Here’s an excerpt from John Berardi’s appetite for construction series…It should give you some ideas on meal combining. This meal plan would be for an athlete who has a normal metabolic rate and is looking for a minimum of fat gain. You have roughly 12 weeks to accomplish your goals. At this rate you’ll need to gain 2.5 lbs per week. Add in creatine and that’s an automatic 5-10 lbs.
Now, let’s get to the plan:
Meal #1 (650 calories – 56 protein, 84 carbs, 10 fat)
2 servings of oatmeal with 1 scoop of protein powder (about 20g of protein) mixed in 6 egg whites with veggies and 1 piece of fat free cheese
1 piece of flax bread
Meal #2 (660 calories - 70 protein, 7 carbs, 39 fat)
8-10 oz extra lean beef
1 scoop of protein powder in water
1 salad
1 tablespoon of flax, fish, or Udo’s Choice oil
Meal #3 (630 calories – 58 protein, 78 carbs, 10 fat)
2 servings of oatmeal with 2 scoops of protein mixed in
1 piece of flax bread
1 piece of fat free cheese
Meal #4 - Pre-Workout (660 calories – 70 protein, 7 carbs, 10 fat)
Same as meal #2
Meal #5 – During training (160 calories – 40 carbs)
1 serving of Gatorade powder mixed in 1 liter of water
Meal #6 – Immediately Post-Workout (420 kcal – 35 protein, 70 carbs)
3 scoops of Biotest Surge or 35g protein hydrolysate and 70g glucose/maltodextrin
Meal #7 – 90 minutes after Biotest Surge (730 calories – 50 protein, 110 carbs, 10 fat)
1 banana
1 cup of granola
1 scoop of protein
1/2 container cottage cheese
Meal #8 – (560 calories – 55 protein, 7 carbs, 35 fat)
1 can of salmon
1 salad
1 tablespoon of flax oil, fish oil, or Udo’s Choice
1 scoop of protein
The diet supplies about 5000 clean calories per day.
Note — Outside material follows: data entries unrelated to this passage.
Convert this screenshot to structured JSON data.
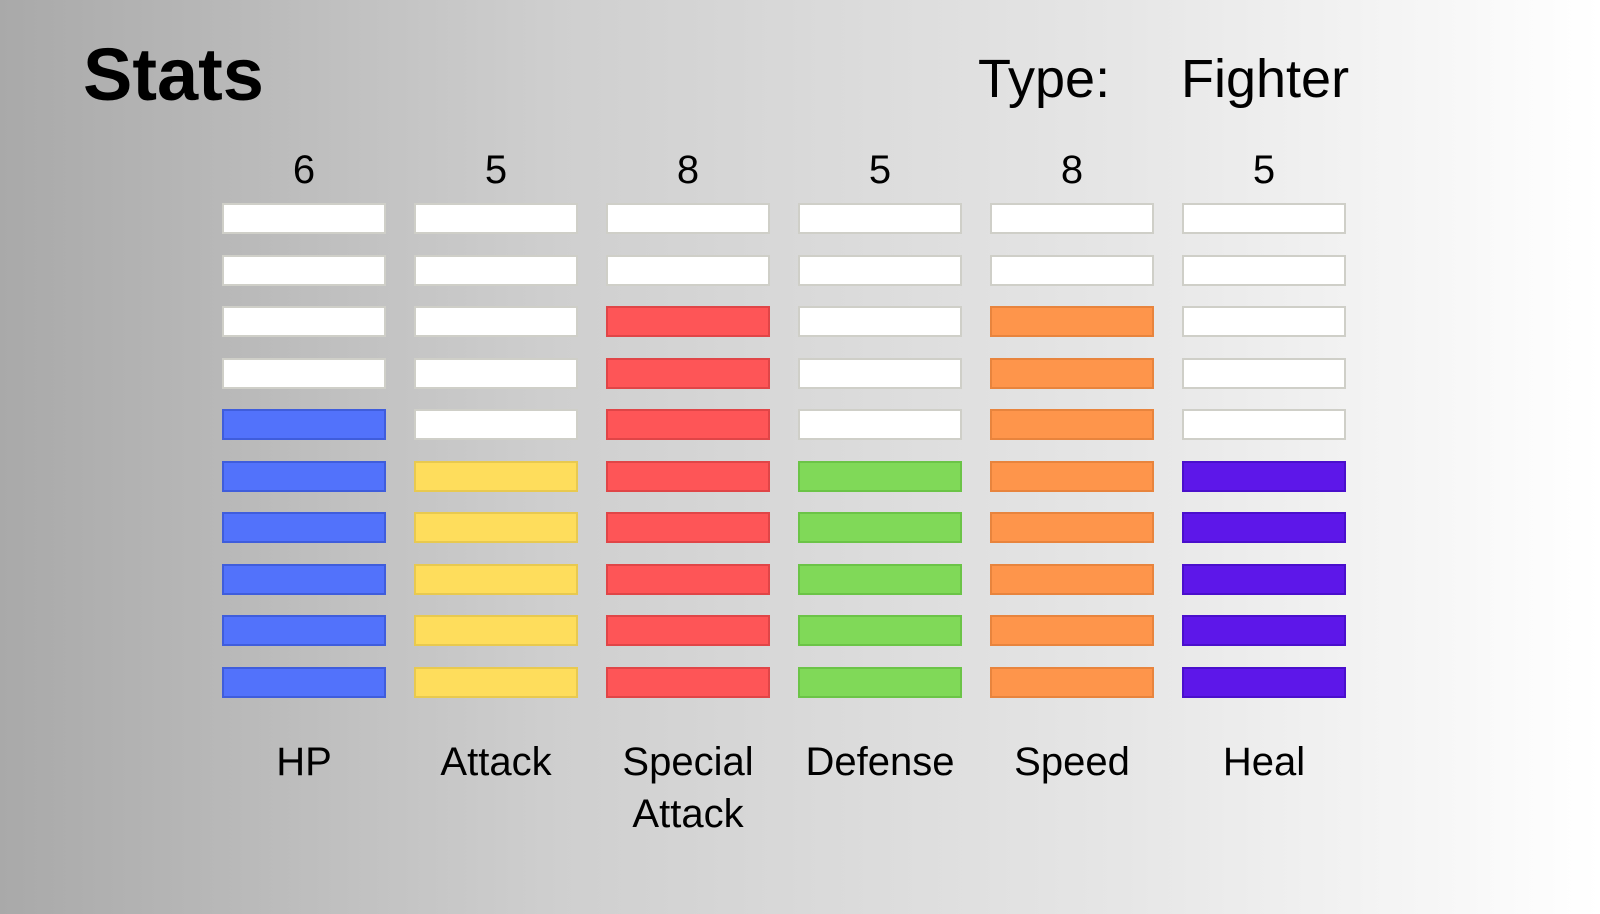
{
  "header": {
    "title": "Stats",
    "type_label": "Type:",
    "type_value": "Fighter"
  },
  "max_segments": 10,
  "stats": [
    {
      "label": "HP",
      "value": 6,
      "color": "#5272fb",
      "border": "#3f5ddc"
    },
    {
      "label": "Attack",
      "value": 5,
      "color": "#fedd5c",
      "border": "#e8c94f"
    },
    {
      "label": "Special\nAttack",
      "value": 8,
      "color": "#fe5557",
      "border": "#e04547"
    },
    {
      "label": "Defense",
      "value": 5,
      "color": "#80d958",
      "border": "#6bc447"
    },
    {
      "label": "Speed",
      "value": 8,
      "color": "#fe954b",
      "border": "#e8843d"
    },
    {
      "label": "Heal",
      "value": 5,
      "color": "#5d17e9",
      "border": "#4a0fcc"
    }
  ]
}
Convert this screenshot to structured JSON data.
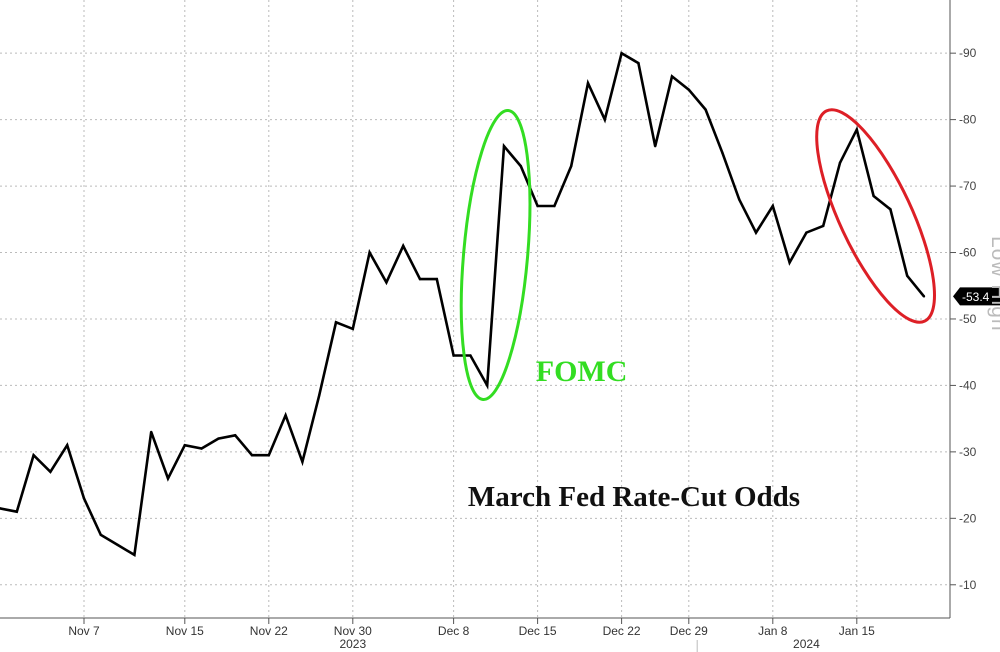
{
  "chart_data": {
    "type": "line",
    "title": "March Fed Rate-Cut Odds",
    "xlabel": "",
    "ylabel": "",
    "ylim": [
      5,
      98
    ],
    "grid": true,
    "y_ticks": [
      10,
      20,
      30,
      40,
      50,
      60,
      70,
      80,
      90
    ],
    "x_ticks": [
      {
        "label": "Nov 7",
        "x": "2023-11-07"
      },
      {
        "label": "Nov 15",
        "x": "2023-11-15"
      },
      {
        "label": "Nov 22",
        "x": "2023-11-22"
      },
      {
        "label": "Nov 30",
        "x": "2023-11-30"
      },
      {
        "label": "Dec 8",
        "x": "2023-12-08"
      },
      {
        "label": "Dec 15",
        "x": "2023-12-15"
      },
      {
        "label": "Dec 22",
        "x": "2023-12-22"
      },
      {
        "label": "Dec 29",
        "x": "2023-12-29"
      },
      {
        "label": "Jan 8",
        "x": "2024-01-08"
      },
      {
        "label": "Jan 15",
        "x": "2024-01-15"
      }
    ],
    "years": [
      {
        "label": "2023",
        "x": "2023-11-30"
      },
      {
        "label": "2024",
        "x": "2024-01-10"
      }
    ],
    "last_value_label": "53.4",
    "side_label": "Low High",
    "annotations": [
      {
        "text": "FOMC",
        "color": "#33dd22"
      }
    ],
    "colors": {
      "line": "#000000",
      "fomc": "#33dd22",
      "recent": "#dd1f26",
      "grid": "#bbbbbb",
      "axis": "#555555",
      "value_box": "#000000",
      "value_text": "#ffffff",
      "side_label": "#bbbbbb"
    },
    "series": [
      {
        "x": [
          "2023-10-31",
          "2023-11-01",
          "2023-11-02",
          "2023-11-03",
          "2023-11-06",
          "2023-11-07",
          "2023-11-08",
          "2023-11-09",
          "2023-11-10",
          "2023-11-13",
          "2023-11-14",
          "2023-11-15",
          "2023-11-16",
          "2023-11-17",
          "2023-11-20",
          "2023-11-21",
          "2023-11-22",
          "2023-11-24",
          "2023-11-27",
          "2023-11-28",
          "2023-11-29",
          "2023-11-30",
          "2023-12-01",
          "2023-12-04",
          "2023-12-05",
          "2023-12-06",
          "2023-12-07",
          "2023-12-08",
          "2023-12-11",
          "2023-12-12",
          "2023-12-13",
          "2023-12-14",
          "2023-12-15",
          "2023-12-18",
          "2023-12-19",
          "2023-12-20",
          "2023-12-21",
          "2023-12-22",
          "2023-12-26",
          "2023-12-27",
          "2023-12-28",
          "2023-12-29",
          "2024-01-02",
          "2024-01-03",
          "2024-01-04",
          "2024-01-05",
          "2024-01-08",
          "2024-01-09",
          "2024-01-10",
          "2024-01-11",
          "2024-01-12",
          "2024-01-15",
          "2024-01-16",
          "2024-01-17",
          "2024-01-18",
          "2024-01-19"
        ],
        "values": [
          21.5,
          21,
          29.5,
          27,
          31,
          23,
          17.5,
          16,
          14.5,
          33,
          26,
          31,
          30.5,
          32,
          32.5,
          29.5,
          29.5,
          35.5,
          28.5,
          38.5,
          49.5,
          48.5,
          60,
          55.5,
          61,
          56,
          56,
          44.5,
          44.5,
          40,
          76,
          73,
          67,
          67,
          73,
          85.5,
          80,
          90,
          88.5,
          76,
          86.5,
          84.5,
          81.5,
          75,
          68,
          63,
          67,
          58.5,
          63,
          64,
          73.5,
          78.5,
          68.5,
          66.5,
          56.5,
          53.4
        ]
      }
    ]
  }
}
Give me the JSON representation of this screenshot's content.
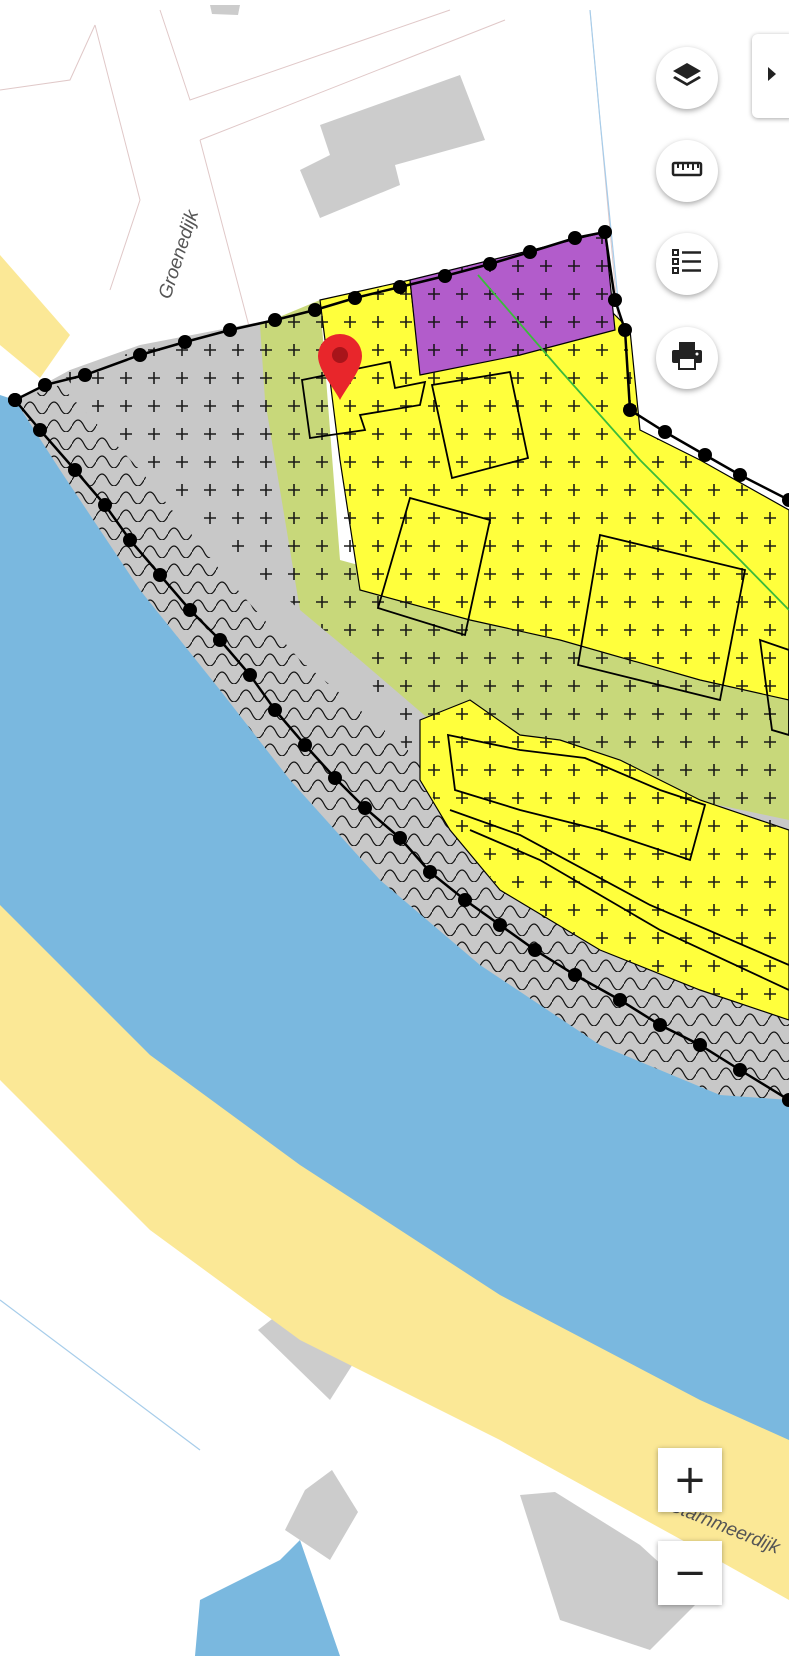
{
  "map": {
    "street_labels": {
      "north": "Groenedijk",
      "south": "Starnmeerdijk"
    },
    "colors": {
      "water": "#7ab8df",
      "dike_road": "#fbe896",
      "building_base": "#cccccc",
      "residential": "#ffff3c",
      "garden": "#c8d87a",
      "traffic": "#c8c8c8",
      "business": "#b25ccb",
      "plan_boundary": "#000000",
      "marker": "#e8262b"
    },
    "icons": {
      "layers": "layers-icon",
      "measure": "ruler-icon",
      "legend": "list-icon",
      "print": "printer-icon",
      "panel": "caret-right-icon"
    }
  },
  "zoom": {
    "in_label": "+",
    "out_label": "−"
  }
}
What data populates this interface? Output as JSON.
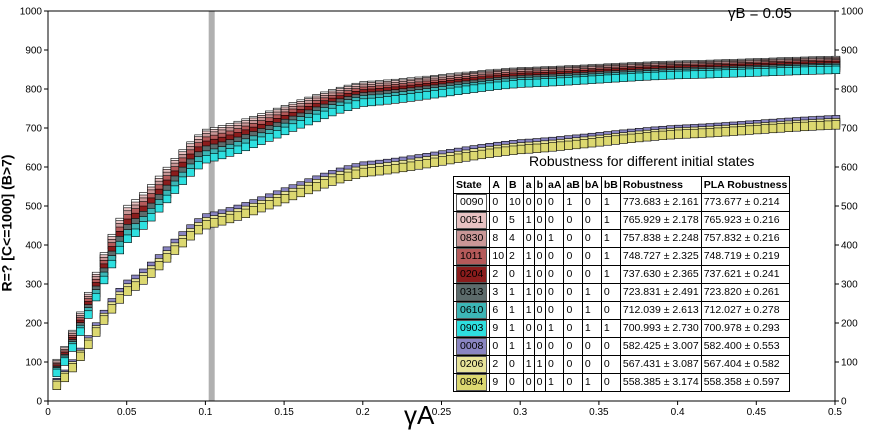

Since you are already very lean and probably have a fast metabolism for now I would suggest you get a nice huge jug of whey protein powder (or GROW) mix a few scoops in with a gallon of whole milk and sip it down during the day. (This is in addition to your regular meals.) This will add quite a few calories to your day and get your protein intake up.